Culturellement, cette partie de la Suisse partage bien des choses avec la grande voisine: la langue (les Tessinois parlent en général un italien clair et bien dictionné, mais assez fermé, pas chantant comme les Italiens qui habitent au sud de l’Émilie), le dialecte insubre qui est celui de la Lombardie avec des variations locales, l’architecture des villes… Je ne connais pas de Suisses italophones qui ne regardent pas la RAI ou Mediaset, et à moins de familles incluant des Suisses alémaniques ils ne regardent pas la SF1 et SF2. Traditionnellement les couples mixtes tessinois/italiens sont monnaie courante, jusque dans ma belle-famille où les hommes depuis des générations épousaient des Italiennes (je suis la première exception, et encore moi aussi j’ai des origines italiennes et sans doute même tessinoises). Les voyages outre-frontière dans les deux sens sont très fréquents même si faire son marché en Italie est devenu légèrement moins avantageux depuis que l’euro a remplacé la lire. Quant aux régions grisonnes de Bregaglia et Poschiavo, en raison de leur isolement du reste du canton elles ont plus de rapports avec la province de Sondrio.

Et pourtant, si en Romandie on trouve de nombreux magasins venus de France, à part la Crai (en Suisse de tout petits supermarchés de proximité) et la Standa (je n’en ai vu qu’une petite à Bellinzone) on ne trouve aucune chaîne italienne en Tessin (et c’est bien dommage). Et surtout, les Suisses et les Italiens ont du mal à se supporter: ici les Italiens (surtout du sud) sont appelés terroni ou mangiaramina et on les regarde avec méfiance, tandis que de l’autre côté de la frontière les carabiniers ignoreront une vingtaine de véhicules italiens en infraction avec le code de la route pour donner une belle amende bien salée à un svizzero di merda. Les raisons incluent le phénomène du frontaliérat: les rivalités frontalières existent dans d’autres parties de la Suisse mais la crise économique et le chômage ont particulièrement touché le Tessin et le Moesano, laissant nombre de jeunes actifs sans travail et désespérant d’en retrouver tandis que les entreprises préfèrent embaucher des travailleurs munis du permis G qu’ils paient souvent moins cher de que des travailleurs suisses ou domiciliés.
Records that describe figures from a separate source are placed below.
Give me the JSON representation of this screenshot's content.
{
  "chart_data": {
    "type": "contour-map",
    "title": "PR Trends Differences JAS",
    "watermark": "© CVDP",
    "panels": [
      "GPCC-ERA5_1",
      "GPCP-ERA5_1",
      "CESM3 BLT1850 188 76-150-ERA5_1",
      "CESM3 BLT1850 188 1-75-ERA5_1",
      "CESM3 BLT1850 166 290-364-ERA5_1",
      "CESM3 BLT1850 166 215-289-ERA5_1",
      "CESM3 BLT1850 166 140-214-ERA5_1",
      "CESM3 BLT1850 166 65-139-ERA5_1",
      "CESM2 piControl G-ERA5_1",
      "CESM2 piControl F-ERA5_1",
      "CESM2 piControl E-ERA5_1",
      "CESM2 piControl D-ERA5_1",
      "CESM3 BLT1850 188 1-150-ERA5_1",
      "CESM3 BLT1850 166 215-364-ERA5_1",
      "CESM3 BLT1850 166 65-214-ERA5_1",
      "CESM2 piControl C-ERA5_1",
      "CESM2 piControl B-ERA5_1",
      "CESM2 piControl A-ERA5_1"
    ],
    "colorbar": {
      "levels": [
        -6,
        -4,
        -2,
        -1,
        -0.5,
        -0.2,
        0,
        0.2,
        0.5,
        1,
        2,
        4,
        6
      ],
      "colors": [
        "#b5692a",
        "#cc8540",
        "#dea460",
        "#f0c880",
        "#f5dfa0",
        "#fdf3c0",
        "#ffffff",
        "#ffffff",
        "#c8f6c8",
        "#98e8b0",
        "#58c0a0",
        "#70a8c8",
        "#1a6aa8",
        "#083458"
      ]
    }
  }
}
Côté italien, la Suisse (et surtout le Tessin) avec son secret bancaire est considérée comme le refuge des économies de ceux qui pratiquent l’évasion fiscale en Italie ou le blanchiment d’argent sale. Bref, beaucoup de rancoeurs de part et d’autre qui font dire – de manière exagérée? – « nous n’avons rien en commun si ce n’est la langue ». Bon, si ce sont eux qui le disent, surtout avec les dernières dégradations de relation TI/Italie.

À noter cependant que l’espèce de jumelage pratiqué entre le Tessin et la Lombardie dans le cadre de l’organisation Regio Insubrica déplaît assez à Berne, et il est vrai que les Tessinois oublient parfois qu’ils sont avant tout Suisses! Non pas qu’ils souhaiteraient le rattachement du Tessin à l’Italie (je ne pense pas qu’il y en ait un pour le souhaiter, en fait ce serait plutôt les provinces de Côme et de Varèse qui aimeraient bien faire partie de la Suisse), mais les eccentricités de la Lega dei Ticinesi et de son leader Bignasca montrent qu’ils se voient avant tout comme Tessinois et à part (en reprochant à la majorité cependant de les traiter en périphérie de seconde zone). Parfois on peut avoir l’impression qu’ils ne savent pas bien ce qu’ils veulent.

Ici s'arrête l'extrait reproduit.